For much of my life I was proud of the fact that I was a little different. Chances are you know what I mean. Many of us feel like outsiders, a part but not really a part.
For a very long time I have been working on a book about being different. Years ago, when I started writing, I simultaneously began talking with people about feeling like a misfit toy, and people responded. What began to emerge was a collection of stories – stories about feeling like an outsider. I heard testimonies to lives spent in the margins. The more I talked to people the more I began to realize that most of us, a vast majority of us, feel like we are walking alone. Pretty girls, buff guys, super nerds, intellectuals, introverts, extroverts, soccer moms and college profs, everyone I talked to believed they were aliens in an alien land.
Some of us fit in better than others. Some of us are truly marginal personalities and stick out more. I no longer believe, though, that I have a corner on feeling dispossessed. For whatever reason, more and more of us are feeling alone in a sea of Facebook friends.
This feeling of “disconnection” pervades society.
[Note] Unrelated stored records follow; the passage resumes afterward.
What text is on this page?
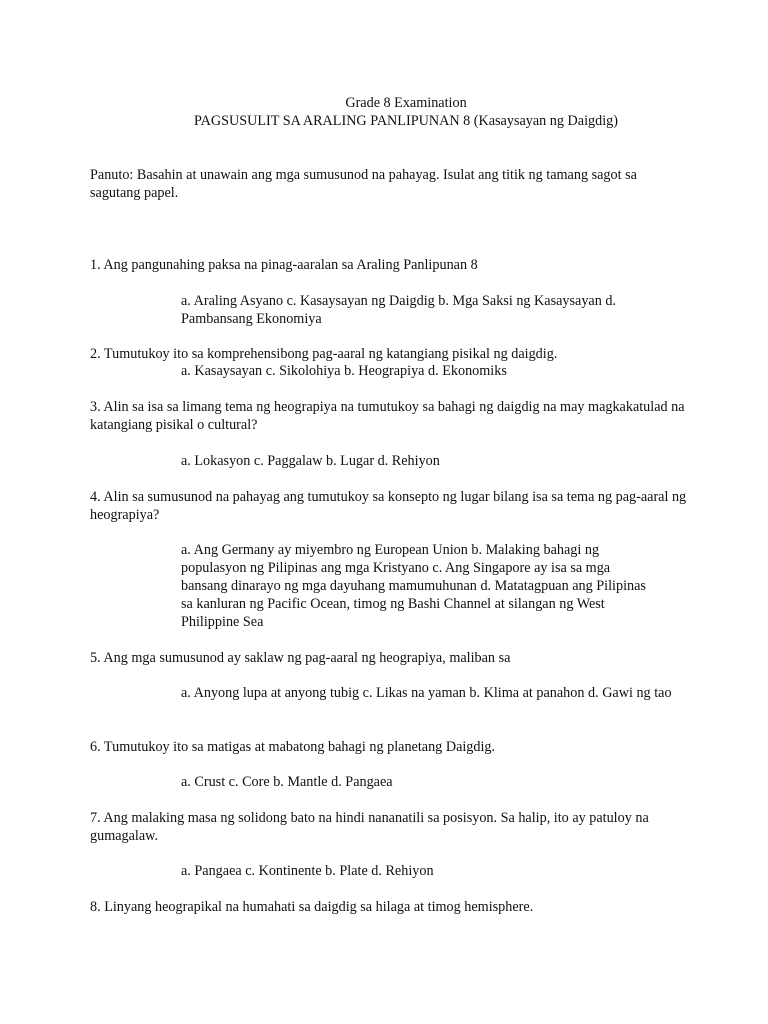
Grade 8 Examination

PAGSUSULIT SA ARALING PANLIPUNAN 8 (Kasaysayan ng Daigdig)

Panuto: Basahin at unawain ang mga sumusunod na pahayag. Isulat ang titik ng tamang sagot sa sagutang papel.

1. Ang pangunahing paksa na pinag-aaralan sa Araling Panlipunan 8

a. Araling Asyano c. Kasaysayan ng Daigdig b. Mga Saksi ng Kasaysayan d. Pambansang Ekonomiya

2. Tumutukoy ito sa komprehensibong pag-aaral ng katangiang pisikal ng daigdig.

a. Kasaysayan c. Sikolohiya b. Heograpiya d. Ekonomiks

3. Alin sa isa sa limang tema ng heograpiya na tumutukoy sa bahagi ng daigdig na may magkakatulad na katangiang pisikal o cultural?

a. Lokasyon c. Paggalaw b. Lugar d. Rehiyon

4. Alin sa sumusunod na pahayag ang tumutukoy sa konsepto ng lugar bilang isa sa tema ng pag-aaral ng heograpiya?

a. Ang Germany ay miyembro ng European Union b. Malaking bahagi ng populasyon ng Pilipinas ang mga Kristyano c. Ang Singapore ay isa sa mga bansang dinarayo ng mga dayuhang mamumuhunan d. Matatagpuan ang Pilipinas sa kanluran ng Pacific Ocean, timog ng Bashi Channel at silangan ng West Philippine Sea

5. Ang mga sumusunod ay saklaw ng pag-aaral ng heograpiya, maliban sa

a. Anyong lupa at anyong tubig c. Likas na yaman b. Klima at panahon d. Gawi ng tao

6. Tumutukoy ito sa matigas at mabatong bahagi ng planetang Daigdig.

a. Crust c. Core b. Mantle d. Pangaea

7. Ang malaking masa ng solidong bato na hindi nananatili sa posisyon. Sa halip, ito ay patuloy na gumagalaw.

a. Pangaea c. Kontinente b. Plate d. Rehiyon

8. Linyang heograpikal na humahati sa daigdig sa hilaga at timog hemisphere.
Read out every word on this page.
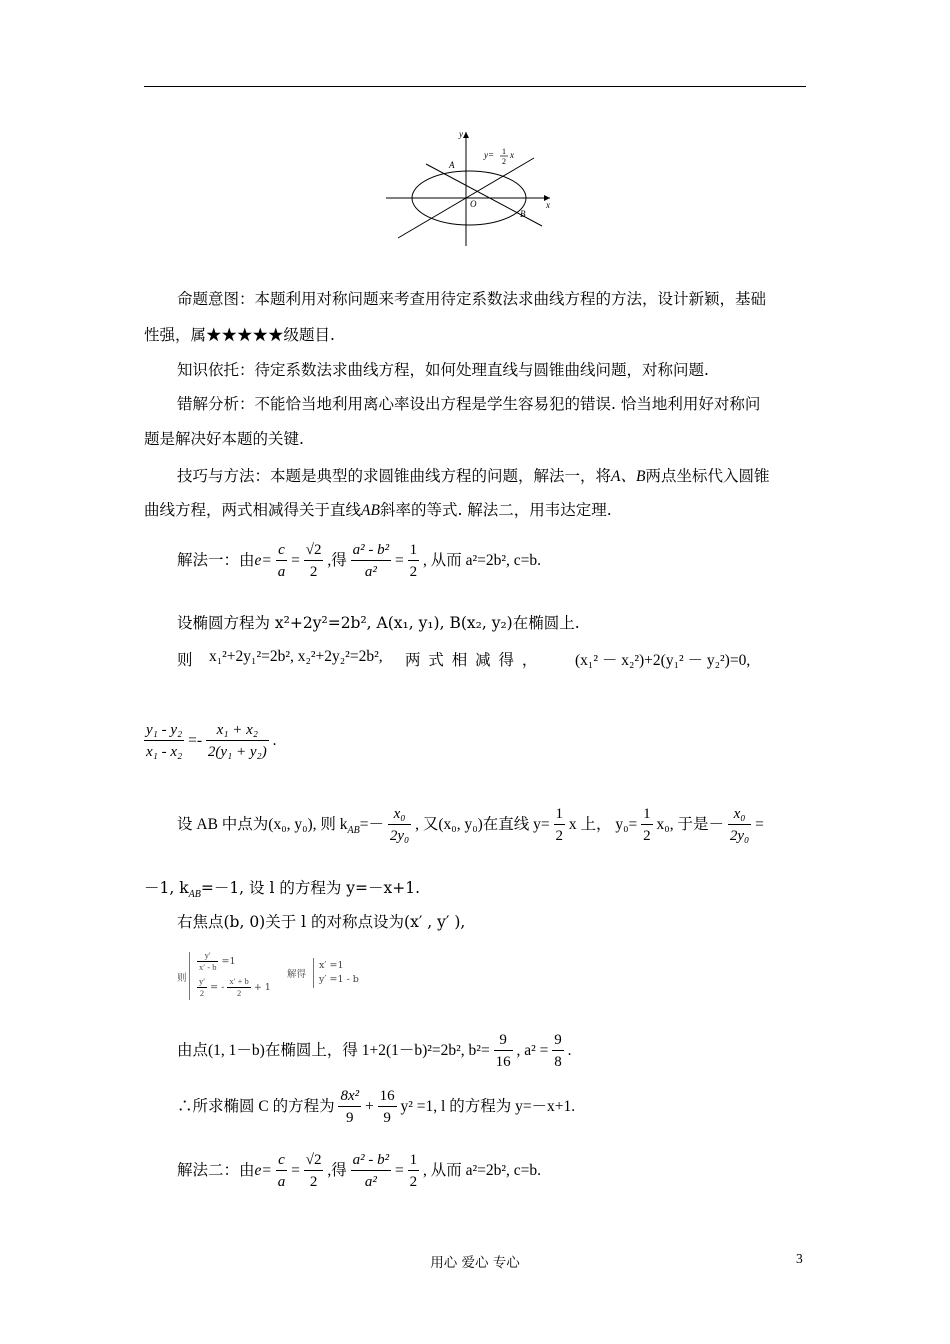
y
x
O
A
B
y= 1
2
x
命题意图：本题利用对称问题来考查用待定系数法求曲线方程的方法，设计新颖，基础
性强，属★★★★★级题目.
知识依托：待定系数法求曲线方程，如何处理直线与圆锥曲线问题，对称问题.
错解分析：不能恰当地利用离心率设出方程是学生容易犯的错误. 恰当地利用好对称问
题是解决好本题的关键.
技巧与方法：本题是典型的求圆锥曲线方程的问题，解法一，将A、B两点坐标代入圆锥
曲线方程，两式相减得关于直线AB斜率的等式. 解法二，用韦达定理.
解法一：由$e= \frac{c}{a} = \frac{√2}{2}$ ,得 $\frac{\text{a² - b²}}{\text{a²}} = \frac{1}{2}$ , 从而 a²=2b², c=b.
设椭圆方程为 x²+2y²=2b², A(x₁, y₁), B(x₂, y₂)在椭圆上.
则 x₁²+2y₁²=2b², x₂²+2y₂²=2b², 两 式 相 减 得 ， (x₁² － x₂²)+2(y₁² － y₂²)=0,
$\frac{\text{y₁ - y₂}}{\text{x₁ - x₂}} =- \frac{\text{x₁ + x₂}}{\text{2(y₁ + y₂)}}$ .
设 AB 中点为(x₀, y₀), 则 $k_{AB}=- \frac{\text{x₀}}{\text{2y₀}}$ , 又(x₀, y₀)在直线 $y= \frac{1}{2}$ x 上， $y_0= \frac{1}{2} x_0$, 于是－ $\frac{\text{x₀}}{\text{2y₀}}$ =
－1, $k_{AB}=-1$, 设 l 的方程为 y=－x+1.
右焦点(b, 0)关于 l 的对称点设为(x′ , y′ ),
则
$\frac{y'}{x' - b} =1$
$\frac{y'}{2}$ = - $\frac{x' + b}{2} + 1$
解得
x′ =1
y′ =1 - b
由点(1, 1－b)在椭圆上，得 1+2(1－b)²=2b², $b^2= \frac{9}{16}$ , $a^2 = \frac{9}{8}$ .
∴所求椭圆 C 的方程为 $\frac{\text{8x²}}{9} + \frac{16}{9} y^2 =1$, l 的方程为 y=－x+1.
解法二：由$e= \frac{c}{a} = \frac{√2}{2}$ ,得 $\frac{\text{a² - b²}}{\text{a²}} = \frac{1}{2}$ , 从而 a²=2b², c=b.
用心 爱心 专心	3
Week after week I listen to a parade of good people complain of feeling like no one truly understands them. They are often prone to fits of mild depression, of hyper-vigilence, or living with a mind that never shuts down. Many of us are secretly quite broken, in spite of our multiple attempts to believe in change just one more time. We are a generation of emotional children, trying to grow up. We had no good teachers and have had to make this up as we went along. We have created a new world, and one in which many of us are trying to find our way. Men learning how to feel, others discovering their sexuality, their identity, and their particular weirdness. Women finding their voice, couples waking up to the reality that they struggle to understand each other, a world connecting more by finding less intimacy. We have never been so social or so utterly alone. Many of us have few close friends. Strangers in a strange land.
I am still surprised by how many people understand what I am writing about on a personal level. And in some screwed up way that makes a tiny bit of difference, when I think about it. It’s more pleasant to be by ourself, together. Perhaps once we see someone else in a Guy Fawkes mask it begins to dawn on us that perhaps we are not completely alone.
I could not stop thinking, as i read your post, about the movie, “i am Sam”, with Sean Penn. When the mentally challenged character is yelling at the well pristine lawyer about her not knowing what it feels like to be an outsider in the world, to be different and misunderstood, and you can tell by looking at her face that she does understand and has felt the same exact way. Love that movie. Brings tears to my eyes every time
It’s always rough being on the outside looking in. Even when almost all of us feel like the outsiders, and we’re never quite sure what inside we’re looking in on.